I finished that darned race in 3:56, just 11 minutes slower than what I needed to qualify for Boston. Ugh. Here we go again. I didn’t know if anyone would believe me that I got stomach flu or if they’d think it was a cover for a bad race. It was real, and I was pretty much just happy that it was all over. I took my medal and went home. I lost about ten pounds from that experience because I just couldn’t eat for days. Urg.
BQ ATTEMPT 3: Fail
That July, we sold our house, moved in with my parents, then in August, we headed to Houston, Texas, where husband got a pretty good job. We didn’t want to move there, but we were out of time and options. To say we were living off adrenaline and stress was an understatement. The dream was put on hold, and I ran for fun, learned how to deal with Houston heat/humidity, and in January of 2012, my sister came to visit with her running group Without Limits from Wilmington, NC. One of the members was in the women’s Olympic trials and a bunch more were racing the half and full marathon. I LOVED the way the group helped each other, cheered each other, and I wanted that. So the next day, I joined a local running group in Katy.
I entered the Houston Marathon in May of 2012 and we started training in August (the race was in January). It’s fun to start marathon training in Houston in August. Not. I’ve NEVER sweat so much. I didn’t know if I wanted to go for a BQ again. I was exhausted. My husband wasn’t home much since his work commute was insane. My kids had a crazy football schedule. I just didn’t know if I had it in me. I was scared to put all that time and effort into it only to have the crappy outcomes again. I didn’t know if it was worth it anymore. Then one morning I heard the words to an Eli Young Band song that changed my mind. I started crying immediately when I heard it and I knew I wanted to go for a BQ.
“Keep on dreamin’ even if it breaks your heart”
I knew I needed to go for it again. I trained to BQ (3:40), but I didn’t put a lot of pressure on myself because I didn’t want to be disappointed. Again. I went into the race totally freaked out (read the full race recap HERE – it’s a pretty cool story, for real, read it) because of the weather. I had gained weight. I just didn’t know. I went mental and basically had a breakdown in the 20 minutes before the race. I kept saying that all I wanted was a great race.

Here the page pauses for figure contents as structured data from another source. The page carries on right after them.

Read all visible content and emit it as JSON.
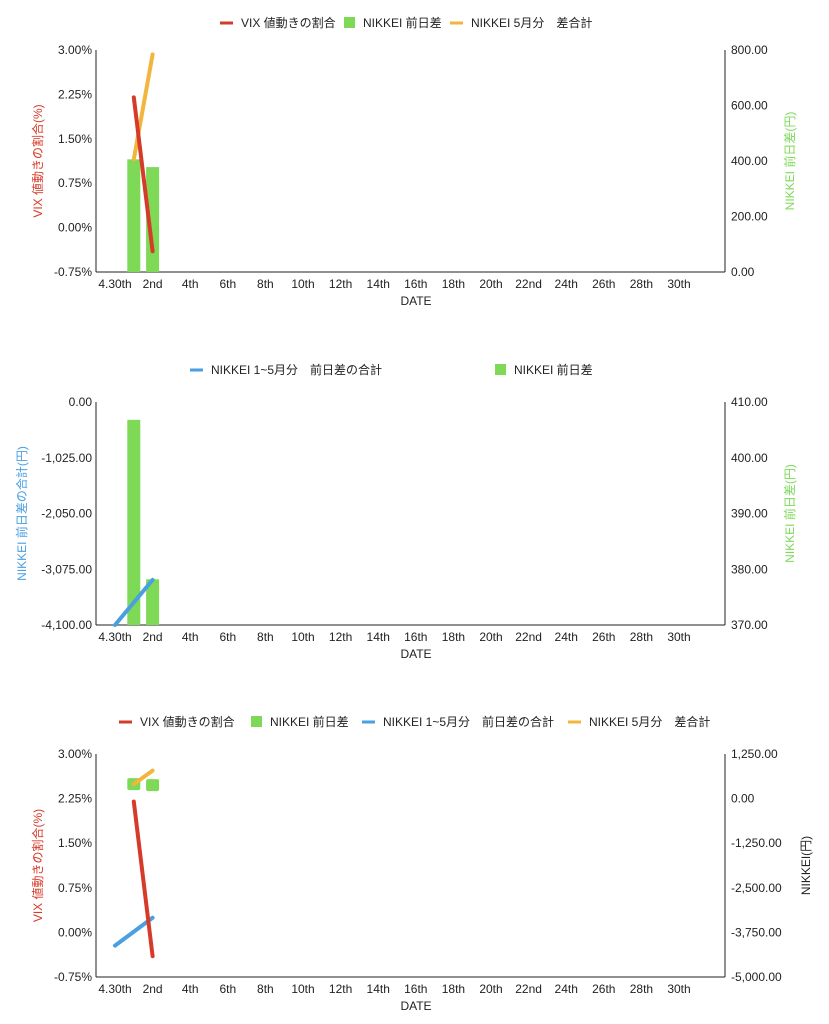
{
  "colors": {
    "vix": "#d63b2a",
    "nikkei_diff": "#7ed957",
    "nikkei_total": "#4a9fe0",
    "nikkei_may": "#f2b53d",
    "axis": "#222222"
  },
  "chart_data": [
    {
      "type": "bar+line",
      "xlabel": "DATE",
      "x_ticks": [
        "4.30th",
        "2nd",
        "4th",
        "6th",
        "8th",
        "10th",
        "12th",
        "14th",
        "16th",
        "18th",
        "20th",
        "22nd",
        "24th",
        "26th",
        "28th",
        "30th"
      ],
      "left_axis": {
        "label": "VIX 値動きの割合(%)",
        "ticks": [
          "3.00%",
          "2.25%",
          "1.50%",
          "0.75%",
          "0.00%",
          "-0.75%"
        ],
        "range": [
          -0.75,
          3.0
        ]
      },
      "right_axis": {
        "label": "NIKKEI 前日差(円)",
        "ticks": [
          "800.00",
          "600.00",
          "400.00",
          "200.00",
          "0.00"
        ],
        "range": [
          0,
          800
        ]
      },
      "legend": [
        "VIX 値動きの割合",
        "NIKKEI 前日差",
        "NIKKEI 5月分　差合計"
      ],
      "series": [
        {
          "name": "VIX 値動きの割合",
          "type": "line",
          "axis": "left",
          "color_key": "vix",
          "points": [
            [
              1,
              2.2
            ],
            [
              2,
              -0.4
            ]
          ]
        },
        {
          "name": "NIKKEI 前日差",
          "type": "bar",
          "axis": "right",
          "color_key": "nikkei_diff",
          "points": [
            [
              1,
              406
            ],
            [
              2,
              378
            ]
          ]
        },
        {
          "name": "NIKKEI 5月分　差合計",
          "type": "line",
          "axis": "right",
          "color_key": "nikkei_may",
          "points": [
            [
              1,
              406
            ],
            [
              2,
              784
            ]
          ]
        }
      ]
    },
    {
      "type": "bar+line",
      "xlabel": "DATE",
      "x_ticks": [
        "4.30th",
        "2nd",
        "4th",
        "6th",
        "8th",
        "10th",
        "12th",
        "14th",
        "16th",
        "18th",
        "20th",
        "22nd",
        "24th",
        "26th",
        "28th",
        "30th"
      ],
      "left_axis": {
        "label": "NIKKEI 前日差の合計(円)",
        "ticks": [
          "0.00",
          "-1,025.00",
          "-2,050.00",
          "-3,075.00",
          "-4,100.00"
        ],
        "range": [
          -4100,
          0
        ]
      },
      "right_axis": {
        "label": "NIKKEI 前日差(円)",
        "ticks": [
          "410.00",
          "400.00",
          "390.00",
          "380.00",
          "370.00"
        ],
        "range": [
          370,
          410
        ]
      },
      "legend": [
        "NIKKEI 1~5月分　前日差の合計",
        "NIKKEI 前日差"
      ],
      "series": [
        {
          "name": "NIKKEI 1~5月分　前日差の合計",
          "type": "line",
          "axis": "left",
          "color_key": "nikkei_total",
          "points": [
            [
              0,
              -4100
            ],
            [
              2,
              -3270
            ]
          ]
        },
        {
          "name": "NIKKEI 前日差",
          "type": "bar",
          "axis": "right",
          "color_key": "nikkei_diff",
          "points": [
            [
              1,
              406.8
            ],
            [
              2,
              378.2
            ]
          ]
        }
      ]
    },
    {
      "type": "bar+line",
      "xlabel": "DATE",
      "x_ticks": [
        "4.30th",
        "2nd",
        "4th",
        "6th",
        "8th",
        "10th",
        "12th",
        "14th",
        "16th",
        "18th",
        "20th",
        "22nd",
        "24th",
        "26th",
        "28th",
        "30th"
      ],
      "left_axis": {
        "label": "VIX 値動きの割合(%)",
        "ticks": [
          "3.00%",
          "2.25%",
          "1.50%",
          "0.75%",
          "0.00%",
          "-0.75%"
        ],
        "range": [
          -0.75,
          3.0
        ]
      },
      "right_axis": {
        "label": "NIKKEI(円)",
        "ticks": [
          "1,250.00",
          "0.00",
          "-1,250.00",
          "-2,500.00",
          "-3,750.00",
          "-5,000.00"
        ],
        "range": [
          -5000,
          1250
        ]
      },
      "legend": [
        "VIX 値動きの割合",
        "NIKKEI 前日差",
        "NIKKEI 1~5月分　前日差の合計",
        "NIKKEI 5月分　差合計"
      ],
      "series": [
        {
          "name": "VIX 値動きの割合",
          "type": "line",
          "axis": "left",
          "color_key": "vix",
          "points": [
            [
              1,
              2.2
            ],
            [
              2,
              -0.4
            ]
          ]
        },
        {
          "name": "NIKKEI 前日差",
          "type": "bar",
          "axis": "right",
          "color_key": "nikkei_diff",
          "points": [
            [
              1,
              406
            ],
            [
              2,
              378
            ]
          ]
        },
        {
          "name": "NIKKEI 1~5月分　前日差の合計",
          "type": "line",
          "axis": "right",
          "color_key": "nikkei_total",
          "points": [
            [
              0,
              -4120
            ],
            [
              2,
              -3340
            ]
          ]
        },
        {
          "name": "NIKKEI 5月分　差合計",
          "type": "line",
          "axis": "right",
          "color_key": "nikkei_may",
          "points": [
            [
              1,
              406
            ],
            [
              2,
              784
            ]
          ]
        }
      ]
    }
  ]
}
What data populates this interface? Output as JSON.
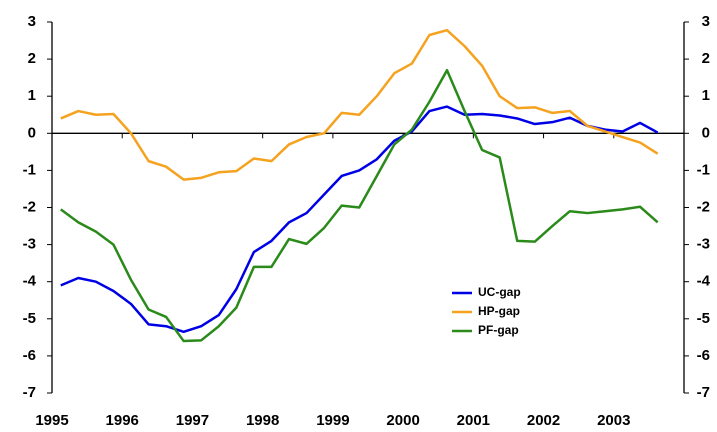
{
  "chart_data": {
    "type": "line",
    "x": [
      1995.125,
      1995.375,
      1995.625,
      1995.875,
      1996.125,
      1996.375,
      1996.625,
      1996.875,
      1997.125,
      1997.375,
      1997.625,
      1997.875,
      1998.125,
      1998.375,
      1998.625,
      1998.875,
      1999.125,
      1999.375,
      1999.625,
      1999.875,
      2000.125,
      2000.375,
      2000.625,
      2000.875,
      2001.125,
      2001.375,
      2001.625,
      2001.875,
      2002.125,
      2002.375,
      2002.625,
      2002.875,
      2003.125,
      2003.375,
      2003.625
    ],
    "series": [
      {
        "name": "UC-gap",
        "color": "#0000e6",
        "values": [
          -4.1,
          -3.9,
          -4.0,
          -4.25,
          -4.6,
          -5.15,
          -5.2,
          -5.35,
          -5.2,
          -4.9,
          -4.2,
          -3.2,
          -2.9,
          -2.4,
          -2.15,
          -1.65,
          -1.15,
          -1.0,
          -0.7,
          -0.2,
          0.05,
          0.6,
          0.72,
          0.5,
          0.52,
          0.48,
          0.4,
          0.25,
          0.3,
          0.42,
          0.2,
          0.1,
          0.05,
          0.28,
          0.02
        ]
      },
      {
        "name": "HP-gap",
        "color": "#f5a21f",
        "values": [
          0.4,
          0.6,
          0.5,
          0.52,
          0.0,
          -0.75,
          -0.9,
          -1.25,
          -1.2,
          -1.05,
          -1.02,
          -0.68,
          -0.75,
          -0.3,
          -0.1,
          0.0,
          0.55,
          0.5,
          1.0,
          1.62,
          1.88,
          2.65,
          2.78,
          2.35,
          1.82,
          1.0,
          0.68,
          0.7,
          0.55,
          0.6,
          0.2,
          0.05,
          -0.1,
          -0.25,
          -0.55
        ]
      },
      {
        "name": "PF-gap",
        "color": "#2a8a1a",
        "values": [
          -2.05,
          -2.4,
          -2.65,
          -3.0,
          -3.95,
          -4.75,
          -4.95,
          -5.6,
          -5.58,
          -5.2,
          -4.7,
          -3.6,
          -3.6,
          -2.85,
          -2.98,
          -2.55,
          -1.95,
          -2.0,
          -1.15,
          -0.3,
          0.1,
          0.85,
          1.7,
          0.6,
          -0.45,
          -0.65,
          -2.9,
          -2.92,
          -2.5,
          -2.1,
          -2.15,
          -2.1,
          -2.05,
          -1.98,
          -2.4
        ]
      }
    ],
    "xlim": [
      1995,
      2004
    ],
    "xticks": [
      1995,
      1996,
      1997,
      1998,
      1999,
      2000,
      2001,
      2002,
      2003
    ],
    "ylim": [
      -7,
      3
    ],
    "yticks": [
      3,
      2,
      1,
      0,
      -1,
      -2,
      -3,
      -4,
      -5,
      -6,
      -7
    ],
    "y2lim": [
      -7,
      3
    ],
    "y2ticks": [
      3,
      2,
      1,
      0,
      -1,
      -2,
      -3,
      -4,
      -5,
      -6,
      -7
    ],
    "legend": "center-right"
  }
}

I ran the Houston Marathon in 3:43:18….
…not knowing until 30 minutes later that I had qualified for Boston by 1 minute 42 seconds. Yes, the time for what my age would be AT THE BOSTON MARATHON was 40, even though I was only 39 at qualification time, so I had an extra five minutes. SURPRISE!! I cried. I celebrated. I. Did. It. It was sweeter not finding out until after I was done, too.
I knew that just because you qualified for Boston didn’t mean you automatically get in. I knew it was based on how many people registered and the times they qualified by, so each year is different. I knew I squeaked by to qualify, but I had to wait until September to register and see if I would actually get in.
It took almost two years to recover from the huge stressful move from Iowa to Texas when my husband got the chance to interview for a job in Wilmington, NC, one of my favorite cities in the country AND bonus, where my sister and her husband lived. (My husband is from NC and I had lived there for several years before Iowa and Texas.) A few weeks later, in the early weeks of June 2013, we were getting our house ready for sale for our last move “back” to NC, which is where we really wanted to be. Before we even moved into our house in August, I started training with the running group Without Limits, the same one that inspired me to join a running group just a year before. How friggin’ ironic. I didn’t know if I was going to get into the Boston Marathon. After the bombings, I knew everyone who could run, would run. It was going to be close.